I’ve been dreading this. I still consider myself a California newbie, but have already suffered through several autumn bouts of choking smoke and falling ash, the air so thick I could not see up to the corner. This is early and, with the lack of rain this year, not a good sign at all. My heart goes out to those more directly in the fires’ paths, the ones who are already compromised by the virus and its myriad disruptions to their lives and livelihoods and schools. I wish them safety and clean air to breathe today. I I wish for all of us a respite and a little peace.
Day 152: Waiting for the Mail
Shelter in Place, August 18, 2020
This morning I’m working to finish up some get-out-the-vote postcards before the mail carrier arrives. The thump of his feet on the stairs, the rattle of his keys, and the familiar clank as he opens our letter box signify one of the only predictable in-person contact we have with other humans these days, and we are dependent not just on the wave he offers through the window, but on what he brings and takes away - our medications come through the mail, financial documents, some catalogs we want and some we don’t, reimbursements from Medicare, an occasional cheery letter from a friend, and yes, voting information and, eventually, a ballot.
I’ve always considered postal service to be a given in my life, a hallmark of the civilized world that I inhabit.
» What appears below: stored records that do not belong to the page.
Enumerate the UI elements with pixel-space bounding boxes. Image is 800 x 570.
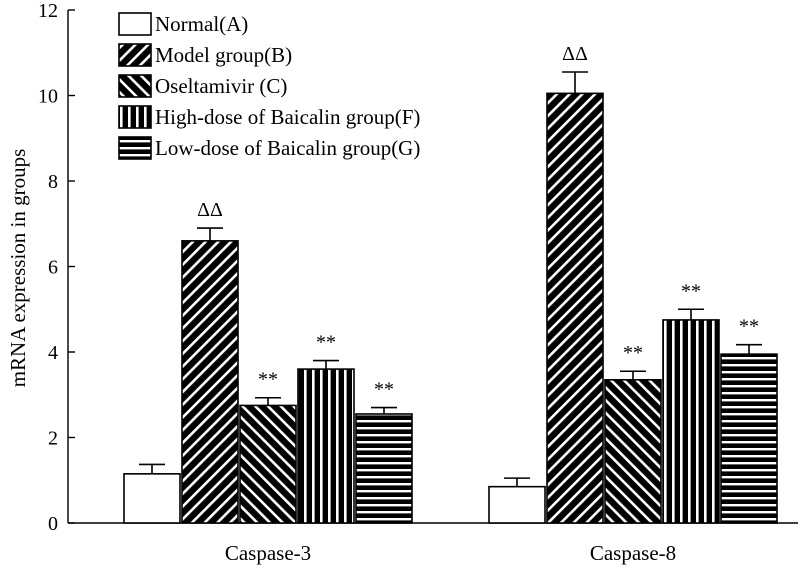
bars-layer: ΔΔ ** ** ** Caspase-3 ΔΔ ** ** ** Caspase-8: [123, 43, 778, 565]
bar-caspase-8-series-5: [720, 353, 778, 524]
bar-caspase-3-series-5: [355, 413, 413, 524]
legend-swatch: [118, 74, 152, 98]
significance-marker: **: [374, 379, 394, 401]
error-bar: [313, 359, 339, 370]
legend-swatch: [118, 136, 152, 160]
legend-label: High-dose of Baicalin group(F): [155, 105, 420, 129]
y-tick-label: 10: [38, 86, 58, 108]
error-bar: [139, 463, 165, 474]
significance-marker: **: [316, 332, 336, 354]
error-bar: [197, 227, 223, 241]
legend-label: Oseltamivir (C): [155, 74, 287, 98]
y-tick-label: 2: [48, 428, 58, 450]
bar-caspase-8-series-2: [546, 92, 604, 524]
legend: Normal(A) Model group(B) Oseltamivir (C) Hi…: [118, 12, 420, 160]
error-bar: [562, 71, 588, 94]
legend-label: Normal(A): [155, 12, 248, 36]
x-category-label: Caspase-3: [225, 541, 311, 565]
y-tick-label: 12: [38, 0, 58, 22]
bar-caspase-3-series-1: [123, 473, 181, 524]
significance-marker: ΔΔ: [562, 43, 588, 65]
x-category-label: Caspase-8: [590, 541, 676, 565]
bar-caspase-3-series-4: [297, 368, 355, 524]
significance-marker: **: [681, 280, 701, 302]
error-bar: [620, 370, 646, 380]
error-bar: [736, 343, 762, 355]
y-tick-label: 0: [48, 513, 58, 535]
error-bar: [504, 477, 530, 487]
legend-label: Low-dose of Baicalin group(G): [155, 136, 420, 160]
y-tick-label: 6: [48, 257, 58, 279]
significance-marker: ΔΔ: [197, 199, 223, 221]
y-axis-label: mRNA expression in groups: [6, 149, 30, 388]
legend-label: Model group(B): [155, 43, 292, 67]
bar-caspase-8-series-1: [488, 485, 546, 524]
legend-swatch: [118, 105, 152, 129]
significance-marker: **: [258, 369, 278, 391]
bar-caspase-3-series-2: [181, 240, 239, 524]
error-bar: [371, 406, 397, 414]
bar-caspase-3-series-3: [239, 404, 297, 524]
error-bar: [255, 396, 281, 406]
significance-marker: **: [739, 316, 759, 338]
legend-swatch: [118, 43, 152, 67]
y-tick-label: 8: [48, 171, 58, 193]
significance-marker: **: [623, 342, 643, 364]
legend-swatch: [118, 12, 152, 36]
bar-caspase-8-series-4: [662, 319, 720, 524]
error-bar: [678, 308, 704, 320]
bar-caspase-8-series-3: [604, 378, 662, 524]
y-tick-label: 4: [48, 342, 58, 364]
In my reading as a kid, I marveled that Jane Austin heroines exchanged mail with neighbors and family several times a day, delivered by horseback over muddy rural roads; and that old but welcome letters followed Laura Ingalls Wilder’s family to a succession of new prairie towns as they moved ever westward. That was after Lewis and Clark and other explorers of the western United States, managed to report by mail on their journeys of discovery and after the Pony Express sprang up as an essential service upon the arrival of white settlers in California. Through every war this country has fought at home and abroad, mail service - with great effort and ingenuity - has kept American soldiers connected to their families. That includes my father, in World War II, whose illustrated missives caught the attention of the censor, and got him assigned to a safer duty drawing maps. I like to think the wartime postal service saved my father’s life. It is the reason I exist.
I grew up in an era when letters bearing nothing but a name and town would still make it to the mailbox. No zip codes then. And though people now tend to roll their eyes at what they consider post office inefficiency, I cannot think of a single time in my life when a letter went astray or important mail was damaged. I do not think for a minute that if I vote by mail my ballot will be compromised.
Yet here we are. This service (not a’ business’ I hasten to add) has been made a political football and once again I am wondering whether such a travesty signifies that the civilization we take for granted is coming to an end. I am delighted to pay taxes to subsidize the postal service, Mr. President. I buy my stamps without complaint and appreciate the speed with which my postcards travel from here to there. I trust the postal service. Just as it is. The people who - with conflicts of interest evident for all to see - have been appointed to run it? Not so much.